Что касается альтернативно-альтернативного варианта, Ричард, безусловно, начал бы со скандала, который он собирался организовать. С неискренностью, такой же чистой и изысканной, как музыка горних сфер, он заявил бы, что «не хочет ничего добавить» к шумихе вокруг «этой злополучной истории». Затем пустился бы в общие рассуждения о плагиате и о человеческом «я», о том, что корни плагиата нужно искать в мазохизме и отчаянии, в пораженческих мечтах причинить себе вред, и о том, каким несмываемым пятном ложится это явление на насильника и на его жертву. Далее, если у него достанет желчи, Ричард призвал бы читателя с симпатией отнестись к Таду Грину, этому несправедливо забытому правдоискателю, который жил и умер, так и не узнав, что его труд, его прозрение, пусть даже переоблачившись в наемнические одежды, в конце концов принесет (ложное и преходящее) утешение целому полушарию планеты…

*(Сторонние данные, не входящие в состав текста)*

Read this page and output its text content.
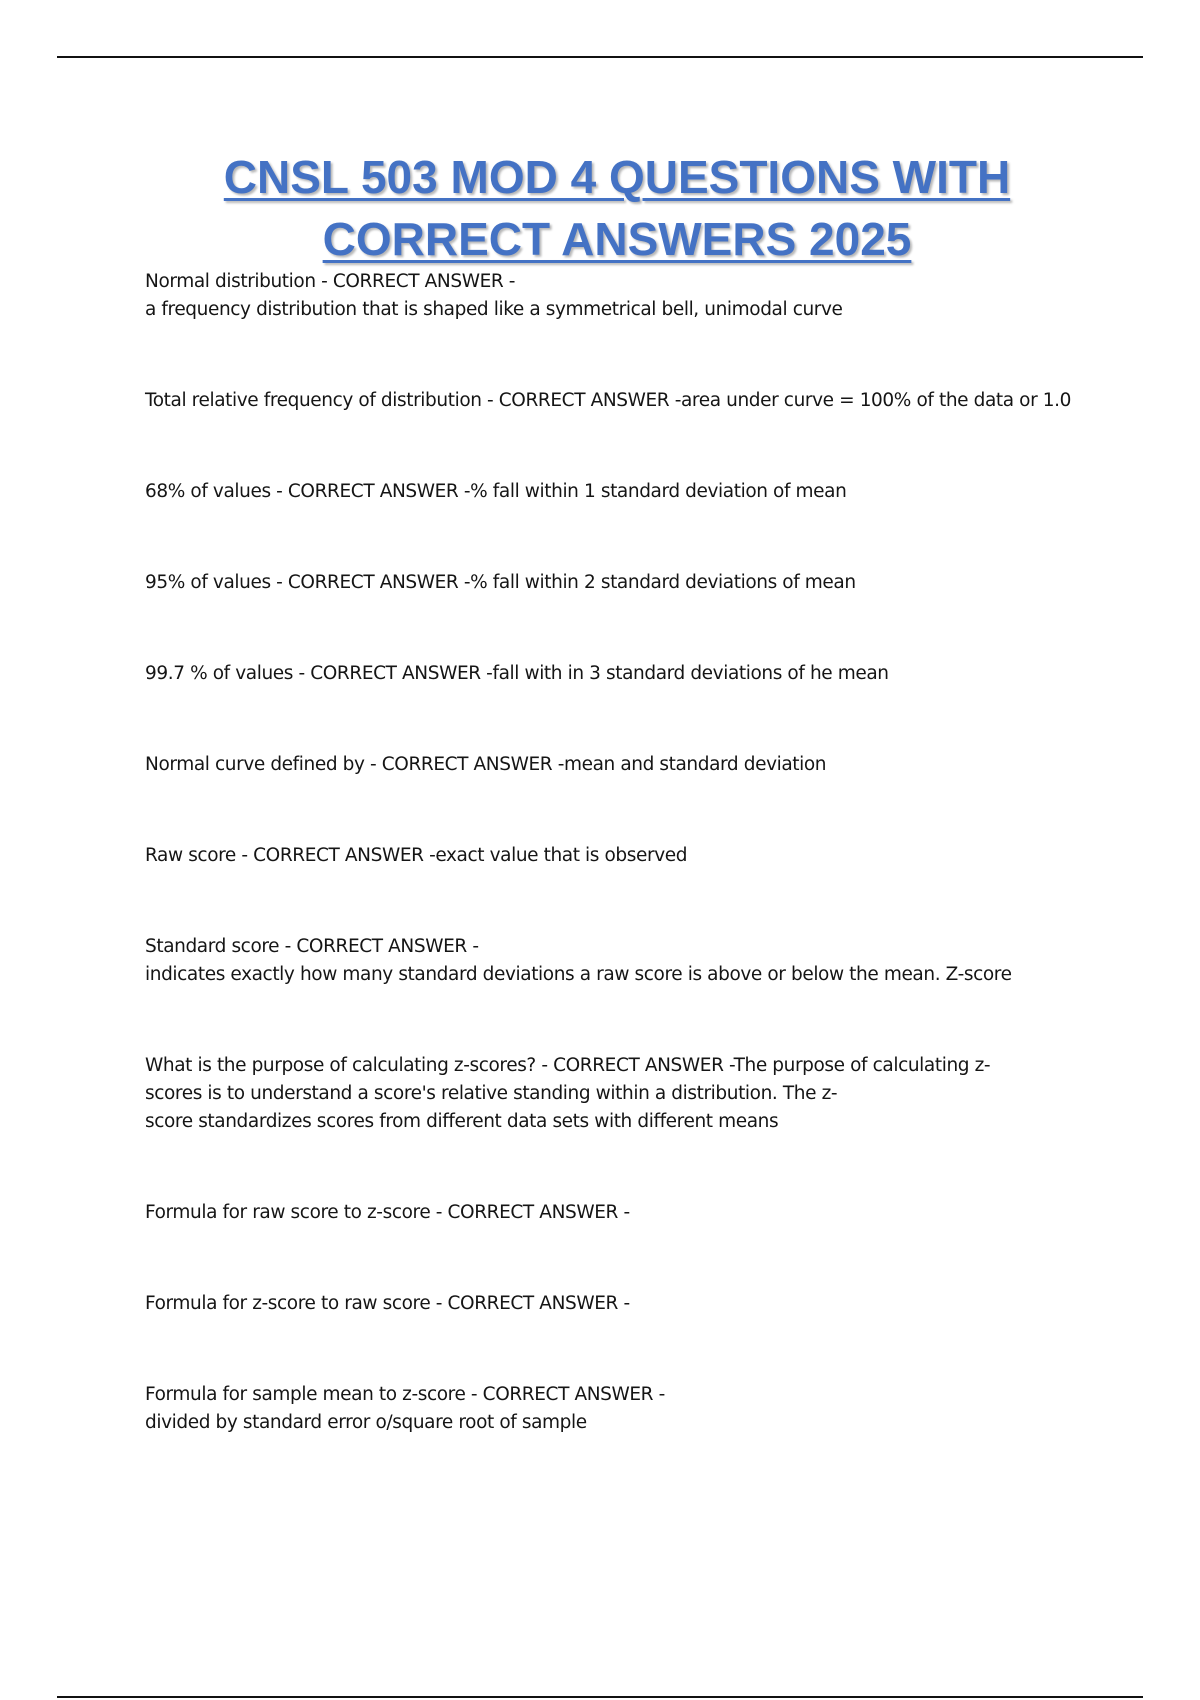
CNSL 503 MOD 4 QUESTIONS WITH
CORRECT ANSWERS 2025
Normal distribution - CORRECT ANSWER -
a frequency distribution that is shaped like a symmetrical bell, unimodal curve
Total relative frequency of distribution - CORRECT ANSWER -area under curve = 100% of the data or 1.0
68% of values - CORRECT ANSWER -% fall within 1 standard deviation of mean
95% of values - CORRECT ANSWER -% fall within 2 standard deviations of mean
99.7 % of values - CORRECT ANSWER -fall with in 3 standard deviations of he mean
Normal curve defined by - CORRECT ANSWER -mean and standard deviation
Raw score - CORRECT ANSWER -exact value that is observed
Standard score - CORRECT ANSWER -
indicates exactly how many standard deviations a raw score is above or below the mean. Z-score
What is the purpose of calculating z-scores? - CORRECT ANSWER -The purpose of calculating z-
scores is to understand a score's relative standing within a distribution. The z-
score standardizes scores from different data sets with different means
Formula for raw score to z-score - CORRECT ANSWER -
Formula for z-score to raw score - CORRECT ANSWER -
Formula for sample mean to z-score - CORRECT ANSWER -
divided by standard error o/square root of sample
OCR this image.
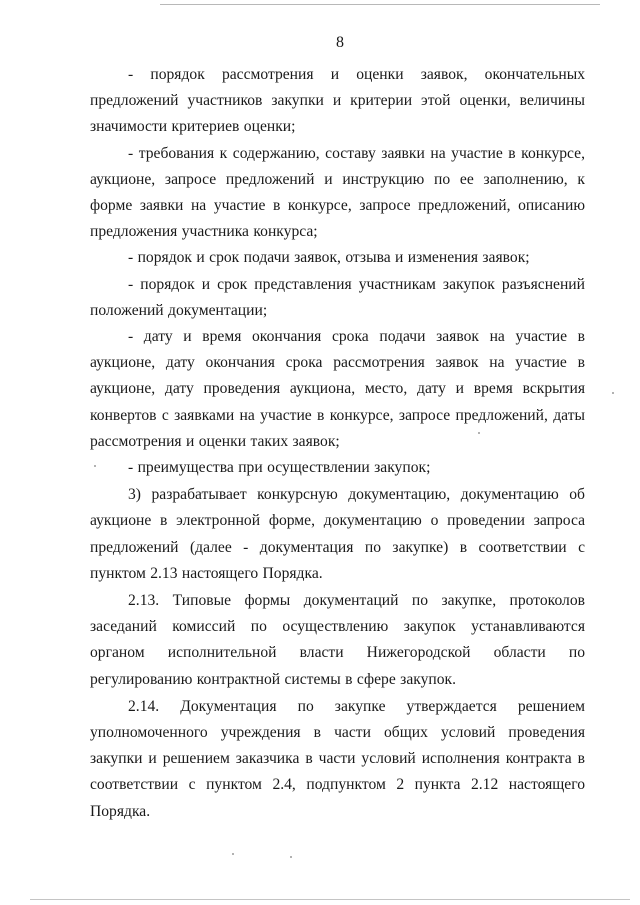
8

- порядок рассмотрения и оценки заявок, окончательных предложений участников закупки и критерии этой оценки, величины значимости критериев оценки;

- требования к содержанию, составу заявки на участие в конкурсе, аукционе, запросе предложений и инструкцию по ее заполнению, к форме заявки на участие в конкурсе, запросе предложений, описанию предложения участника конкурса;

- порядок и срок подачи заявок, отзыва и изменения заявок;

- порядок и срок представления участникам закупок разъяснений положений документации;

- дату и время окончания срока подачи заявок на участие в аукционе, дату окончания срока рассмотрения заявок на участие в аукционе, дату проведения аукциона, место, дату и время вскрытия конвертов с заявками на участие в конкурсе, запросе предложений, даты рассмотрения и оценки таких заявок;

- преимущества при осуществлении закупок;

3) разрабатывает конкурсную документацию, документацию об аукционе в электронной форме, документацию о проведении запроса предложений (далее - документация по закупке) в соответствии с пунктом 2.13 настоящего Порядка.

2.13. Типовые формы документаций по закупке, протоколов заседаний комиссий по осуществлению закупок устанавливаются органом исполнительной власти Нижегородской области по регулированию контрактной системы в сфере закупок.

2.14. Документация по закупке утверждается решением уполномоченного учреждения в части общих условий проведения закупки и решением заказчика в части условий исполнения контракта в соответствии с пунктом 2.4, подпунктом 2 пункта 2.12 настоящего Порядка.
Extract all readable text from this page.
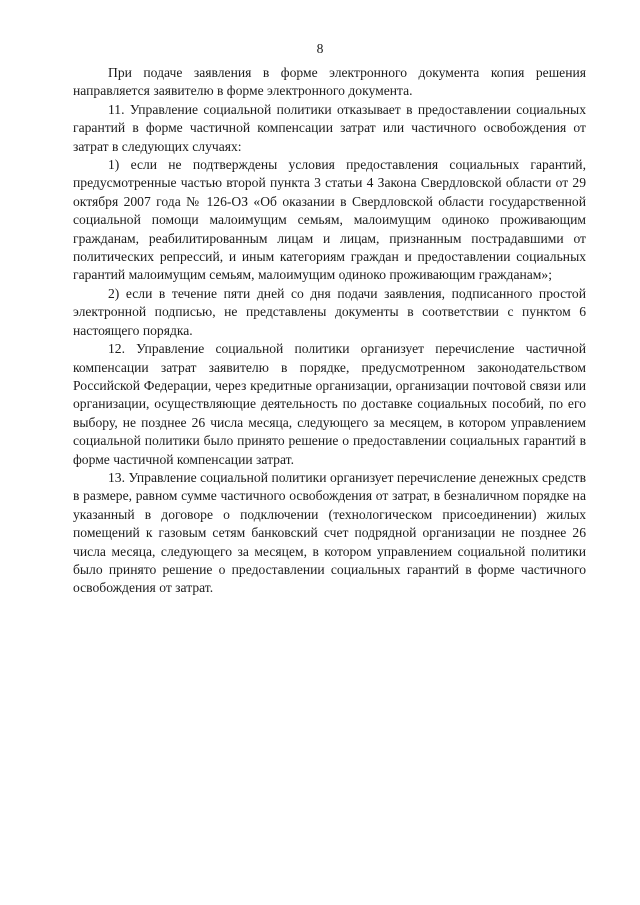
8

При подаче заявления в форме электронного документа копия решения направляется заявителю в форме электронного документа.

11. Управление социальной политики отказывает в предоставлении социальных гарантий в форме частичной компенсации затрат или частичного освобождения от затрат в следующих случаях:

1) если не подтверждены условия предоставления социальных гарантий, предусмотренные частью второй пункта 3 статьи 4 Закона Свердловской области от 29 октября 2007 года № 126-ОЗ «Об оказании в Свердловской области государственной социальной помощи малоимущим семьям, малоимущим одиноко проживающим гражданам, реабилитированным лицам и лицам, признанным пострадавшими от политических репрессий, и иным категориям граждан и предоставлении социальных гарантий малоимущим семьям, малоимущим одиноко проживающим гражданам»;

2) если в течение пяти дней со дня подачи заявления, подписанного простой электронной подписью, не представлены документы в соответствии с пунктом 6 настоящего порядка.

12. Управление социальной политики организует перечисление частичной компенсации затрат заявителю в порядке, предусмотренном законодательством Российской Федерации, через кредитные организации, организации почтовой связи или организации, осуществляющие деятельность по доставке социальных пособий, по его выбору, не позднее 26 числа месяца, следующего за месяцем, в котором управлением социальной политики было принято решение о предоставлении социальных гарантий в форме частичной компенсации затрат.

13. Управление социальной политики организует перечисление денежных средств в размере, равном сумме частичного освобождения от затрат, в безналичном порядке на указанный в договоре о подключении (технологическом присоединении) жилых помещений к газовым сетям банковский счет подрядной организации не позднее 26 числа месяца, следующего за месяцем, в котором управлением социальной политики было принято решение о предоставлении социальных гарантий в форме частичного освобождения от затрат.
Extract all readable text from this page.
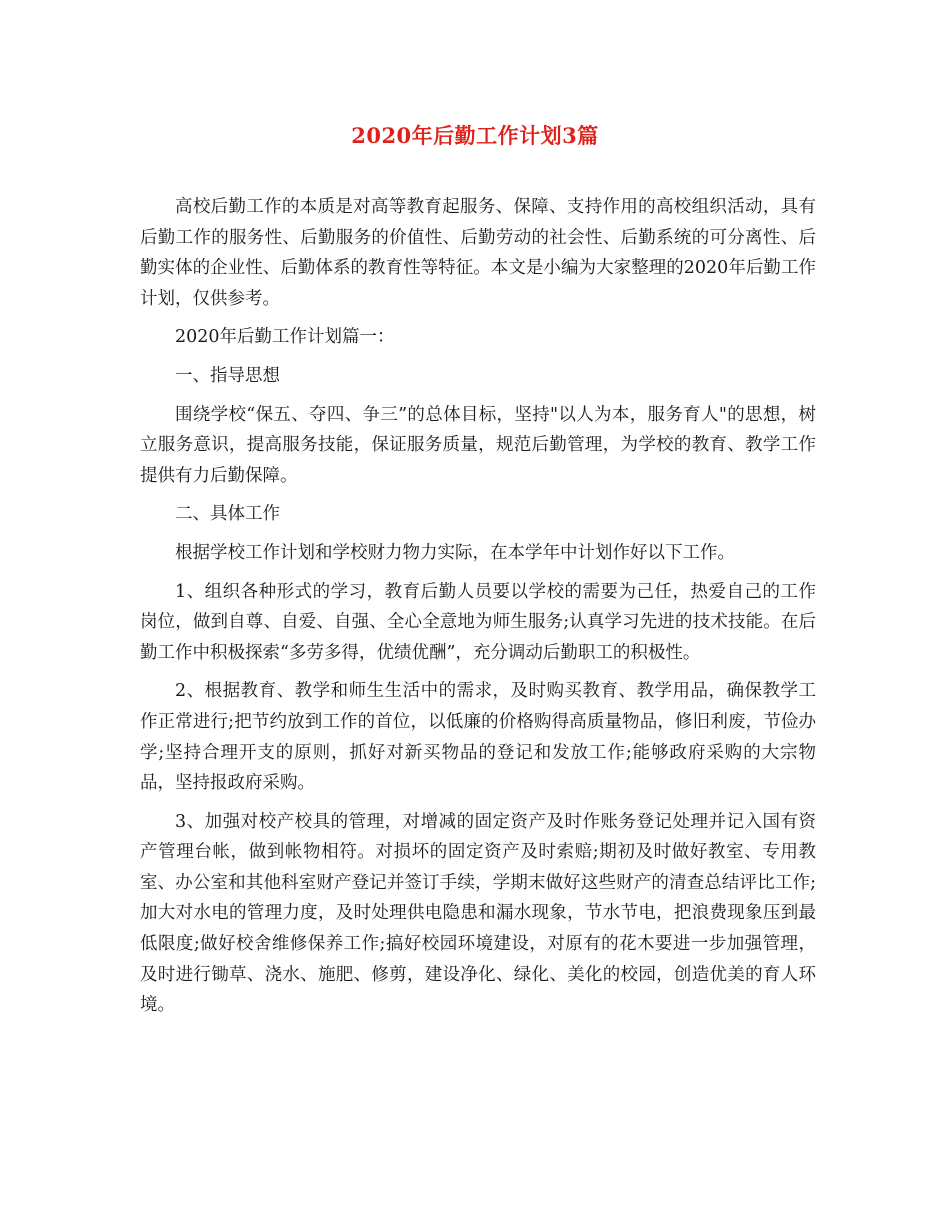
2020年后勤工作计划3篇

高校后勤工作的本质是对高等教育起服务、保障、支持作用的高校组织活动，具有后勤工作的服务性、后勤服务的价值性、后勤劳动的社会性、后勤系统的可分离性、后勤实体的企业性、后勤体系的教育性等特征。本文是小编为大家整理的2020年后勤工作计划，仅供参考。

2020年后勤工作计划篇一：

一、指导思想

围绕学校“保五、夺四、争三”的总体目标，坚持"以人为本，服务育人"的思想，树立服务意识，提高服务技能，保证服务质量，规范后勤管理，为学校的教育、教学工作提供有力后勤保障。

二、具体工作

根据学校工作计划和学校财力物力实际，在本学年中计划作好以下工作。

1、组织各种形式的学习，教育后勤人员要以学校的需要为己任，热爱自己的工作岗位，做到自尊、自爱、自强、全心全意地为师生服务;认真学习先进的技术技能。在后勤工作中积极探索“多劳多得，优绩优酬”，充分调动后勤职工的积极性。

2、根据教育、教学和师生生活中的需求，及时购买教育、教学用品，确保教学工作正常进行;把节约放到工作的首位，以低廉的价格购得高质量物品，修旧利废，节俭办学;坚持合理开支的原则，抓好对新买物品的登记和发放工作;能够政府采购的大宗物品，坚持报政府采购。

3、加强对校产校具的管理，对增减的固定资产及时作账务登记处理并记入国有资产管理台帐，做到帐物相符。对损坏的固定资产及时索赔;期初及时做好教室、专用教室、办公室和其他科室财产登记并签订手续，学期末做好这些财产的清查总结评比工作;加大对水电的管理力度，及时处理供电隐患和漏水现象，节水节电，把浪费现象压到最低限度;做好校舍维修保养工作;搞好校园环境建设，对原有的花木要进一步加强管理，及时进行锄草、浇水、施肥、修剪，建设净化、绿化、美化的校园，创造优美的育人环境。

Слово «плагиатор» означает «похититель, соблазнитель», и, следовательно, Ричард мог приплести сюда и женщин. Гильду, Одру Кристенберри и, может быть, Белладонну. Жаль, что Одра не замужем и что Белладонне, скорее всего, уже исполнилось шестнадцать. Ричарду приходилось повторять себе снова и снова, что портрет должен пройти еще одно испытание (он видел, что основной вариант этого испытания почти наверняка не выдержит): очерк должны были утвердить к публикации. Никаких заказных убийств, покорно благодарю: он уже и так на это поистратился… Деми в портрете могла остаться, но общая форма статьи требовала, чтобы он обошелся с ней мягко. Ричарду, в общем-то, никогда не хотелось распространяться на тему о том, что Деми спала с неграми за бесплатную дозу кокаина, но он совершенно определенно собирался расширить отрывок, где она говорит, что писанина Гвина — или Тада — дерьмо.
Большим и указательным пальцами Ричард массировал правый локтевой сустав. Белладонна: во что она верила… Мелкие капли пота выступили на предательской верхней губе, изобразив нечто вроде головоломки «соедини по точкам». В плане Ричарда — он и сам это знал — были свои недостатки.
Ричард напевал знаменитые строки Уильяма Данбара, обращенные к ненавистному поэту-сопернику, которого автор называет попрошайкой, лжецом, предателем, вором и другими неприятными эпитетами.
Одна из птиц, поселившихся в прокуренной зелени за окном кабинета, похоже, научилась подражать автосигнализации — петляющему звуковому лассо. Разные автомобильные сигналы принадлежали к разным типам, к разным жанрам: ворчливые, истеричные, возмущенные. Существовал даже автомобильный сигнал в стиле постмодернизма, он выдавал сразу целый набор трелей — звуковой конспект по всем остальным автомобильным сигналам. Рано или поздно все лондонские птицы его разучат.